Store access and shopping payment is enabled via the MAF Carrefour app. Once inside Carrefour City+, every item picked up by customers is automatically added to a digital shopping basket and the purchase is completed by walking out. 

Ted Baker has partnered with Secret Sales to launch its first ‘always on’ UK digital outlet, enabling it to sell aged stock away from the brand’s main website.

Currently listing around 800 non full price lines, Ted Baker has selected Secret Sales to be its sole off-price marketplace channel.  

It has connected its supply chain and inventory systems to the platform to trade in real-time, without the need to physically move stock to a third-party seller.  

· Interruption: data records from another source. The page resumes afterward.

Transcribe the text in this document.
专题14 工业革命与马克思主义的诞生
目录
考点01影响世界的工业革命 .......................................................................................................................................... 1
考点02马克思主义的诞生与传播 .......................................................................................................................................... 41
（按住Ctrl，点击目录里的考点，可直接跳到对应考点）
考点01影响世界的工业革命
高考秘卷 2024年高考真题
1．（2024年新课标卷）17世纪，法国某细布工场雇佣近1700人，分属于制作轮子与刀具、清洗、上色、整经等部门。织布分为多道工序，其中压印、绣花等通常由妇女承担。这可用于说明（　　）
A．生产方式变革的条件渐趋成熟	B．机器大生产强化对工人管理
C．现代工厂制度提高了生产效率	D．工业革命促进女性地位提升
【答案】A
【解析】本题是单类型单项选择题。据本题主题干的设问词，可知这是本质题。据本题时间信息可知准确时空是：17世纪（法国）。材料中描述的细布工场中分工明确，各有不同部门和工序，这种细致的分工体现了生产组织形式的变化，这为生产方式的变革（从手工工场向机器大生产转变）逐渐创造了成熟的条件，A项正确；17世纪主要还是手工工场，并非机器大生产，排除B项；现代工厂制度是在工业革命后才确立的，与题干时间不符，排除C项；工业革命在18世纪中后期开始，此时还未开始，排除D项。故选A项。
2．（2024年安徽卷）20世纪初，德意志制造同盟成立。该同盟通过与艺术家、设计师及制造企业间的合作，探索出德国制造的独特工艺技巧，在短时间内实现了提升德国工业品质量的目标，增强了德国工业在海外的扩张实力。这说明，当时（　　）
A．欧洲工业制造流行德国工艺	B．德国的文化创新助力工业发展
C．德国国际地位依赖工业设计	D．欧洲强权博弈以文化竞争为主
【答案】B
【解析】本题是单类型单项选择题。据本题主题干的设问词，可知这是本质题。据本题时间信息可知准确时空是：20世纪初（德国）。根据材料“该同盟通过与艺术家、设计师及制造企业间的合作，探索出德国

Cimcorp has implemented an automated solution for Spanish grocery retailer Mercadona

This is the first of four systems ordered by the supermarket giant. Installed in Mercadona’s new distribution centre in Zaragoza, the solution handles the distribution of fresh fruits, vegetables, and packed meat products.

Belcorp, a beauty company which is home to the ésika, L’Bel and Cyzone brands, has deployed Perfect Corp.’s artificial intelligence and augmented reality powered virtual try-on technology. 

Belcorp plans to integrate this across Latin America, and has already launched the tech in Mexico, Peru, Colombia, Chile, Ecuador, and Panama.